Кривокрасов и Назаров курили на корме, Шамшулова не было видно. Лада кивнула им, и по металлической лесенке поднялась в рубку. Капитан, покуривая маленькую трубку, стоял рядом с рулевым – молоденьким парнишкой в ватнике и тельняшке под ним. Они обернулись на звук открывшейся двери.
– Заходи, красавица, заходи, – Евсеич поддержал ее под руку, – вот, присаживайся, – он подвел ее к высокому вращающемуся стулу, чуть позади рулевого колеса. Сейчас, чайку, как обещал. Не рыскать на курсе, – рявкнул он так неожиданно, что Лада вздрогнула.
Парнишка у руля, засмотревшийся на девушку, перехватил, упущенный было, штурвал и крутанул его, выравнивая курс.
Евсеич погрозил ему коричневым пальцем и достал из рундука объемистый термос.

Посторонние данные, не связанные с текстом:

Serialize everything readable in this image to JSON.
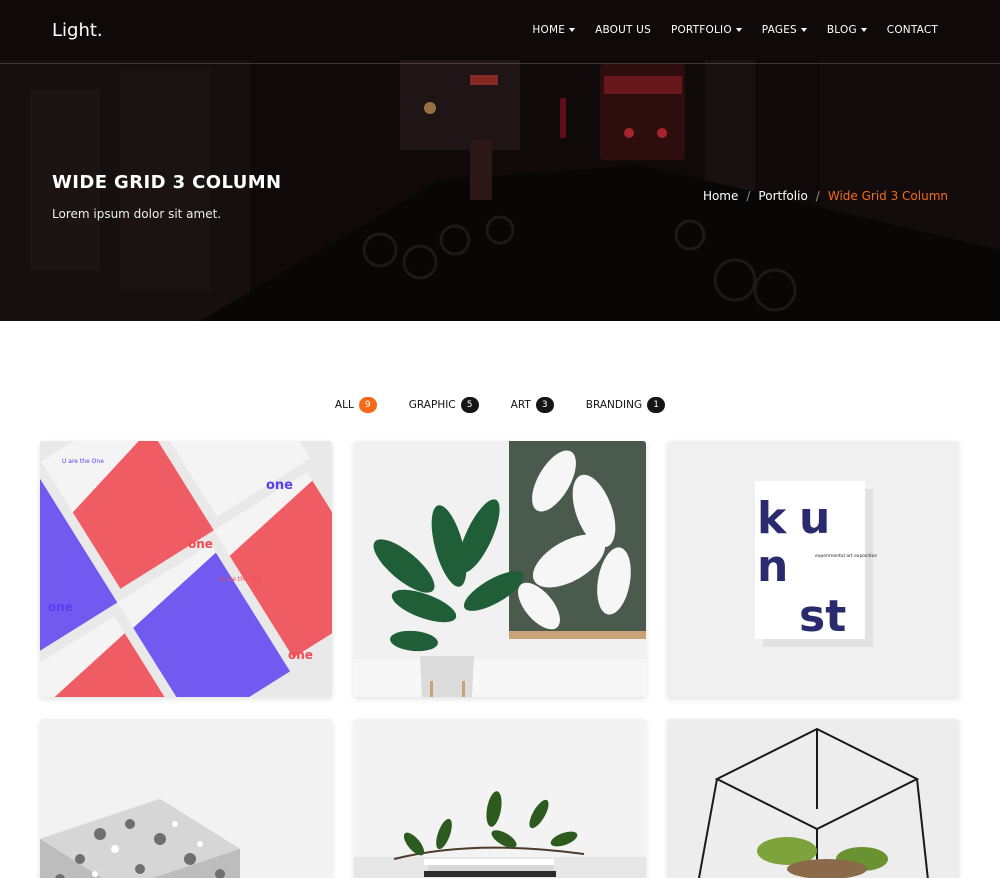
{
  "brand": "Light.",
  "nav": {
    "items": [
      {
        "label": "HOME",
        "dropdown": true
      },
      {
        "label": "ABOUT US",
        "dropdown": false
      },
      {
        "label": "PORTFOLIO",
        "dropdown": true
      },
      {
        "label": "PAGES",
        "dropdown": true
      },
      {
        "label": "BLOG",
        "dropdown": true
      },
      {
        "label": "CONTACT",
        "dropdown": false
      }
    ]
  },
  "hero": {
    "title": "WIDE GRID 3 COLUMN",
    "subtitle": "Lorem ipsum dolor sit amet.",
    "breadcrumb": {
      "home": "Home",
      "portfolio": "Portfolio",
      "current": "Wide Grid 3 Column"
    }
  },
  "filters": [
    {
      "label": "ALL",
      "count": "9",
      "active": true
    },
    {
      "label": "GRAPHIC",
      "count": "5",
      "active": false
    },
    {
      "label": "ART",
      "count": "3",
      "active": false
    },
    {
      "label": "BRANDING",
      "count": "1",
      "active": false
    }
  ],
  "portfolio": {
    "items": [
      {
        "image": "one-poster-image",
        "poster_word": "one",
        "poster_caption": "U are the One"
      },
      {
        "image": "plant-in-pot-image"
      },
      {
        "image": "kunst-poster-image",
        "poster_letters": [
          "k",
          "u",
          "n",
          "st"
        ],
        "poster_caption": "experimental art exposition"
      },
      {
        "image": "mosaic-box-image"
      },
      {
        "image": "branch-on-books-image"
      },
      {
        "image": "glass-terrarium-image"
      }
    ]
  },
  "colors": {
    "accent": "#f46a17",
    "badge_dark": "#151515",
    "poster_red": "#ef4b54",
    "poster_blue": "#5b3ef0"
  }
}
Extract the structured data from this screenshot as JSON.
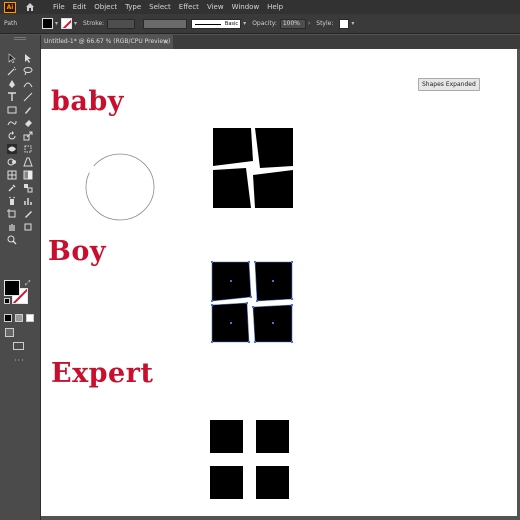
{
  "app": {
    "logo_text": "Ai",
    "menu": [
      "File",
      "Edit",
      "Object",
      "Type",
      "Select",
      "Effect",
      "View",
      "Window",
      "Help"
    ]
  },
  "control_bar": {
    "selection_type": "Path",
    "stroke_label": "Stroke:",
    "stroke_profile": "Basic",
    "opacity_label": "Opacity:",
    "opacity_value": "100%",
    "style_label": "Style:"
  },
  "document": {
    "tab_title": "Untitled-1* @ 66.67 % (RGB/CPU Preview)",
    "close_glyph": "×"
  },
  "toolbar": {
    "more_tools": "···"
  },
  "artboard": {
    "words": {
      "top": "baby",
      "middle": "Boy",
      "bottom": "Expert"
    },
    "tooltip": "Shapes Expanded"
  },
  "colors": {
    "accent_red": "#c8102e",
    "ui_dark": "#323232",
    "selection_blue": "#4f6fd8"
  }
}
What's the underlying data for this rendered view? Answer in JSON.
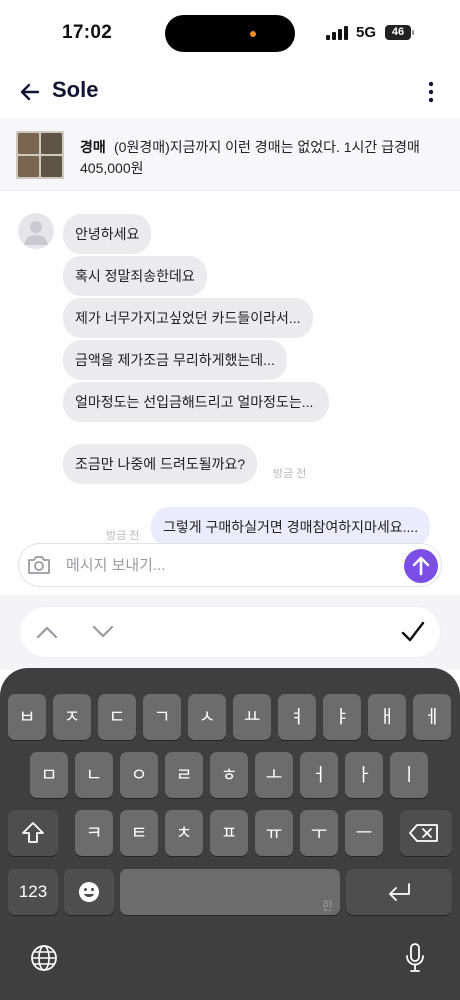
{
  "status": {
    "time": "17:02",
    "network": "5G",
    "battery": "46"
  },
  "header": {
    "title": "Sole"
  },
  "item": {
    "kind": "경매",
    "title": "(0원경매)지금까지 이런 경매는 없었다. 1시간 급경매",
    "price": "405,000원"
  },
  "messages": {
    "incoming": [
      "안녕하세요",
      "혹시 정말죄송한데요",
      "제가 너무가지고싶었던 카드들이라서...",
      "금액을 제가조금 무리하게했는데...",
      "얼마정도는 선입금해드리고 얼마정도는...",
      "조금만 나중에 드려도될까요?"
    ],
    "incoming_time": "방금 전",
    "outgoing": [
      "그렇게 구매하실거면 경매참여하지마세요...."
    ],
    "outgoing_time": "방금 전"
  },
  "composer": {
    "placeholder": "메시지 보내기..."
  },
  "keyboard": {
    "row1": [
      "ㅂ",
      "ㅈ",
      "ㄷ",
      "ㄱ",
      "ㅅ",
      "ㅛ",
      "ㅕ",
      "ㅑ",
      "ㅐ",
      "ㅔ"
    ],
    "row2": [
      "ㅁ",
      "ㄴ",
      "ㅇ",
      "ㄹ",
      "ㅎ",
      "ㅗ",
      "ㅓ",
      "ㅏ",
      "ㅣ"
    ],
    "row3": [
      "ㅋ",
      "ㅌ",
      "ㅊ",
      "ㅍ",
      "ㅠ",
      "ㅜ",
      "ㅡ"
    ],
    "numbers_label": "123",
    "space_hint": "한"
  },
  "colors": {
    "accent": "#7b4fe6",
    "keyboard_bg": "#3f3f3f",
    "key": "#6c6c6c"
  }
}
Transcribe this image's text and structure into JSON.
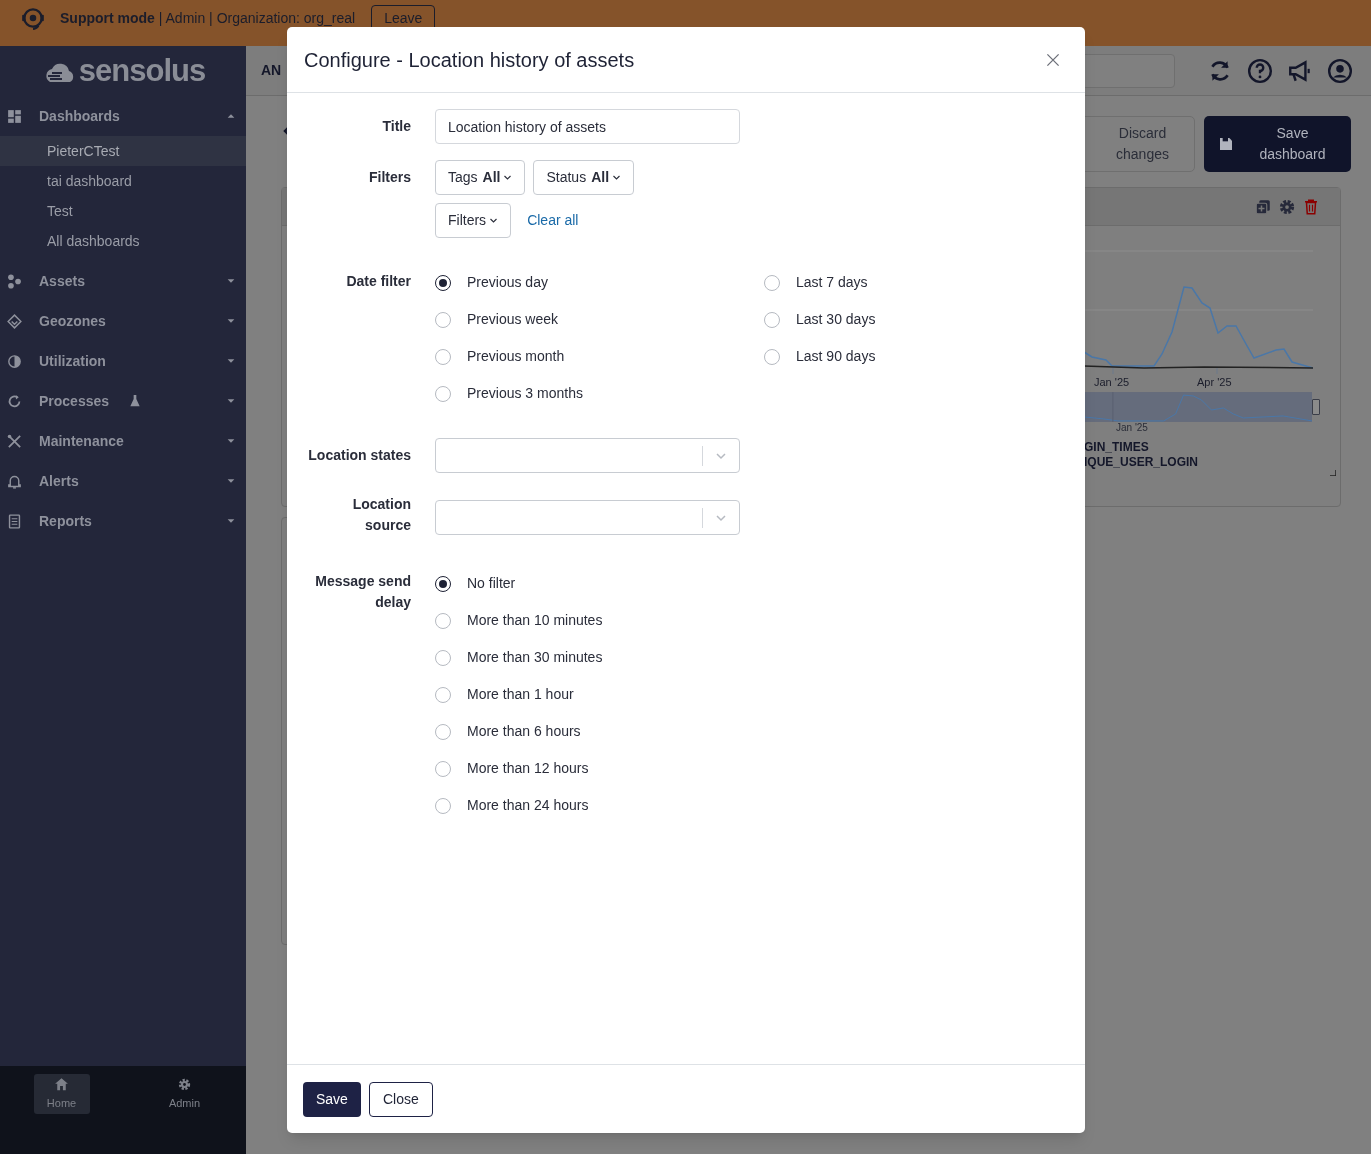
{
  "banner": {
    "text": "**Support mode** | Admin | Organization: org_real",
    "leave_button": "Leave"
  },
  "sidebar": {
    "logo": "sensolus",
    "sections": [
      {
        "label": "Dashboards",
        "expanded": true,
        "experimental": false,
        "children": [
          {
            "label": "PieterCTest",
            "selected": true
          },
          {
            "label": "tai dashboard",
            "selected": false
          },
          {
            "label": "Test",
            "selected": false
          },
          {
            "label": "All dashboards",
            "selected": false
          }
        ]
      },
      {
        "label": "Assets",
        "expanded": false,
        "experimental": false
      },
      {
        "label": "Geozones",
        "expanded": false,
        "experimental": false
      },
      {
        "label": "Utilization",
        "expanded": false,
        "experimental": false
      },
      {
        "label": "Processes",
        "expanded": false,
        "experimental": true
      },
      {
        "label": "Maintenance",
        "expanded": false,
        "experimental": false
      },
      {
        "label": "Alerts",
        "expanded": false,
        "experimental": false
      },
      {
        "label": "Reports",
        "expanded": false,
        "experimental": false
      }
    ],
    "bottom": [
      {
        "label": "Home",
        "selected": true
      },
      {
        "label": "Admin",
        "selected": false
      }
    ]
  },
  "main": {
    "header_text": "AN",
    "discard_button": "Discard changes",
    "save_button": "Save dashboard",
    "widget": {
      "x_labels": [
        "Jan '25",
        "Apr '25"
      ],
      "navigator_label": "Jan '25",
      "legend": [
        "GIN_TIMES",
        "IQUE_USER_LOGIN"
      ]
    }
  },
  "modal": {
    "title": "Configure - Location history of assets",
    "title_field": {
      "label": "Title",
      "value": "Location history of assets"
    },
    "filters": {
      "label": "Filters",
      "dropdowns": [
        {
          "label": "Tags",
          "value": "All"
        },
        {
          "label": "Status",
          "value": "All"
        }
      ],
      "more_button": "Filters",
      "clear_link": "Clear all"
    },
    "date_filter": {
      "label": "Date filter",
      "options": [
        {
          "label": "Previous day",
          "selected": true
        },
        {
          "label": "Previous week",
          "selected": false
        },
        {
          "label": "Previous month",
          "selected": false
        },
        {
          "label": "Previous 3 months",
          "selected": false
        },
        {
          "label": "Last 7 days",
          "selected": false
        },
        {
          "label": "Last 30 days",
          "selected": false
        },
        {
          "label": "Last 90 days",
          "selected": false
        }
      ]
    },
    "location_states": {
      "label": "Location states"
    },
    "location_source": {
      "label": "Location source"
    },
    "message_delay": {
      "label": "Message send delay",
      "options": [
        {
          "label": "No filter",
          "selected": true
        },
        {
          "label": "More than 10 minutes",
          "selected": false
        },
        {
          "label": "More than 30 minutes",
          "selected": false
        },
        {
          "label": "More than 1 hour",
          "selected": false
        },
        {
          "label": "More than 6 hours",
          "selected": false
        },
        {
          "label": "More than 12 hours",
          "selected": false
        },
        {
          "label": "More than 24 hours",
          "selected": false
        }
      ]
    },
    "save_button": "Save",
    "close_button": "Close"
  }
}
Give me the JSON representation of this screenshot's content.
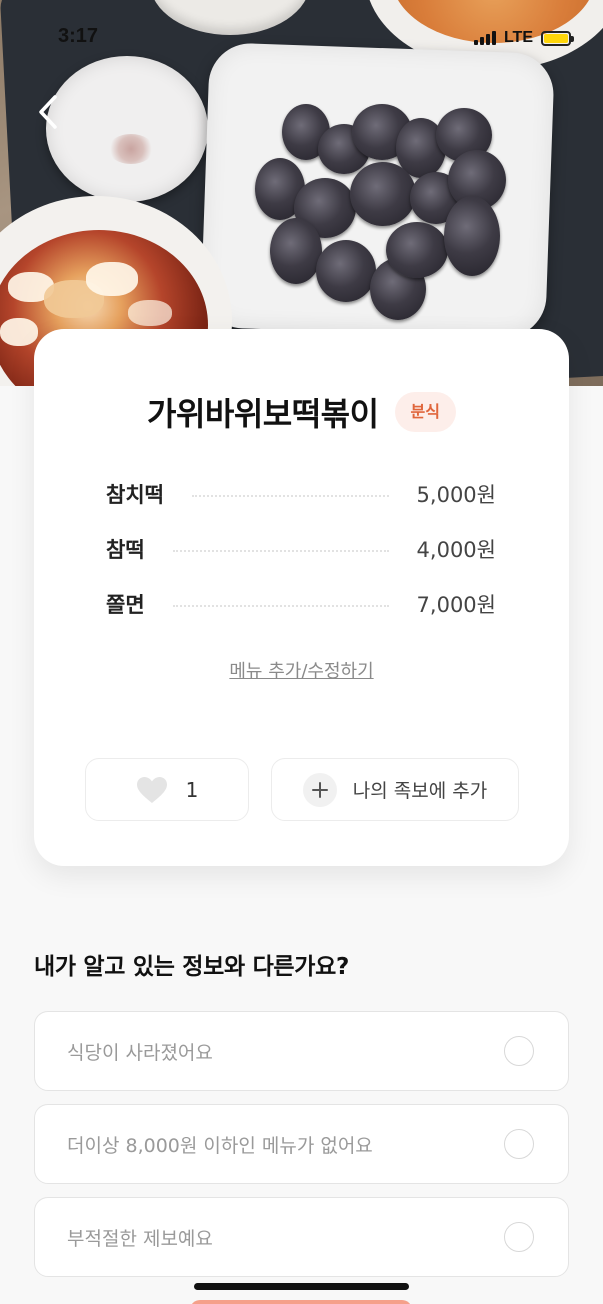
{
  "status_bar": {
    "time": "3:17",
    "network": "LTE",
    "battery_level": 1.0,
    "battery_color": "#ffd60a"
  },
  "nav": {
    "back_icon": "chevron-left-icon"
  },
  "store": {
    "name": "가위바위보떡볶이",
    "category": "분식",
    "category_color": "#e0663c"
  },
  "menu": {
    "items": [
      {
        "name": "참치떡",
        "price": "5,000원"
      },
      {
        "name": "참떡",
        "price": "4,000원"
      },
      {
        "name": "쫄면",
        "price": "7,000원"
      }
    ],
    "edit_link": "메뉴 추가/수정하기"
  },
  "actions": {
    "like_icon": "heart-icon",
    "like_count": "1",
    "add_icon": "plus-icon",
    "add_label": "나의 족보에 추가"
  },
  "report": {
    "title": "내가 알고 있는 정보와 다른가요?",
    "options": [
      {
        "label": "식당이 사라졌어요",
        "selected": false
      },
      {
        "label": "더이상 8,000원 이하인 메뉴가 없어요",
        "selected": false
      },
      {
        "label": "부적절한 제보예요",
        "selected": false
      }
    ]
  }
}
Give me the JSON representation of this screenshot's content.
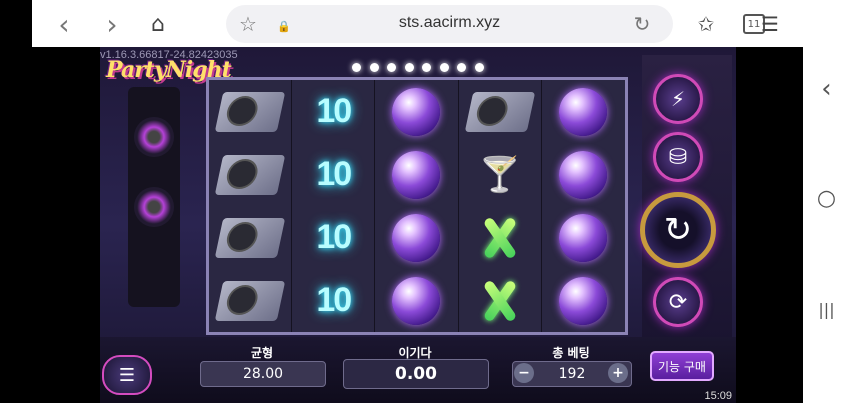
{
  "browser": {
    "url": "sts.aacirm.xyz",
    "tab_count": "11",
    "back_icon": "‹",
    "forward_icon": "›",
    "home_icon": "⌂",
    "bookmark_icon": "☆",
    "lock_icon": "🔒",
    "reload_icon": "↻",
    "favorites_icon": "✩",
    "menu_icon": "☰"
  },
  "system_bar": {
    "back": "‹",
    "home": "○",
    "recents": "|||"
  },
  "game": {
    "version": "v1.16.3.66817-24.82423035",
    "logo": "PartyNight",
    "reels": [
      [
        "turntable",
        "10",
        "disco",
        "turntable",
        "disco"
      ],
      [
        "turntable",
        "10",
        "disco",
        "drink",
        "disco"
      ],
      [
        "turntable",
        "10",
        "disco",
        "glowstick",
        "disco"
      ],
      [
        "turntable",
        "10",
        "disco",
        "glowstick",
        "disco"
      ]
    ],
    "symbol_text": {
      "ten": "10",
      "drink": "🍸"
    },
    "side_buttons": {
      "turbo": "⚡",
      "coins": "⛁",
      "spin": "↻",
      "auto": "⟳"
    },
    "bottom": {
      "menu_icon": "☰",
      "balance_label": "균형",
      "balance_value": "28.00",
      "win_label": "이기다",
      "win_value": "0.00",
      "bet_label": "총 베팅",
      "bet_value": "192",
      "minus": "−",
      "plus": "+",
      "buy_feature": "기능 구매"
    },
    "clock": "15:09"
  }
}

– Германский, – похвалился он, – двое суток тепло держит.
Матросик у руля фыркнул.
– А я говорю: двое суток, – повысил голос Евсеич.
Вытащив пробку, он налил чай в железную кружку, хитро посмотрел на Ладу.
– Может, по-марсофлотски?
– А это как? – спросила она.
– О-о, сейчас расскажу. Вот, наливаешь в кружку чай, но не доверху. И доливаешь коньяком. Отпиваешь и снова доливаешь коньяк. Снова отпиваешь, и снова доливаешь. И так до кондиции.
Паренек снова фыркнул.
– Венька, – прикрикнул Евсеич, – ты вперед смотри, а не уши развешивай. Так что, Ладушка, спробуешь? – он умильно улыбнулся, сморщив и без того морщинистое лицо.
– Лучше я так, без коньяка, – улыбнулась в ответ Лада, – хорошо?
– Ну, как знаешь.
Старик был, по всему видно, словоохотливый. Лада поудобнее устроилась на стуле, грея руки о кружку и поглядывая то на Евсеича, прохаживающегося по рубке с трубочкой в зубах, то вперед, на нос судна, идущего в открытое море. Берега по бортам корабля отступали, скрадываясь в мягкой дымке. Назад ей оглядываться не хотелось – там уходила за корму Большая Земля, прежняя, размеренная жизнь. На носу, облокотившись о борт, стояли Кривокрасов с Назаровым, чайки вились над ними так низко, что, казалось, хотели подслушать, о чем они говорят.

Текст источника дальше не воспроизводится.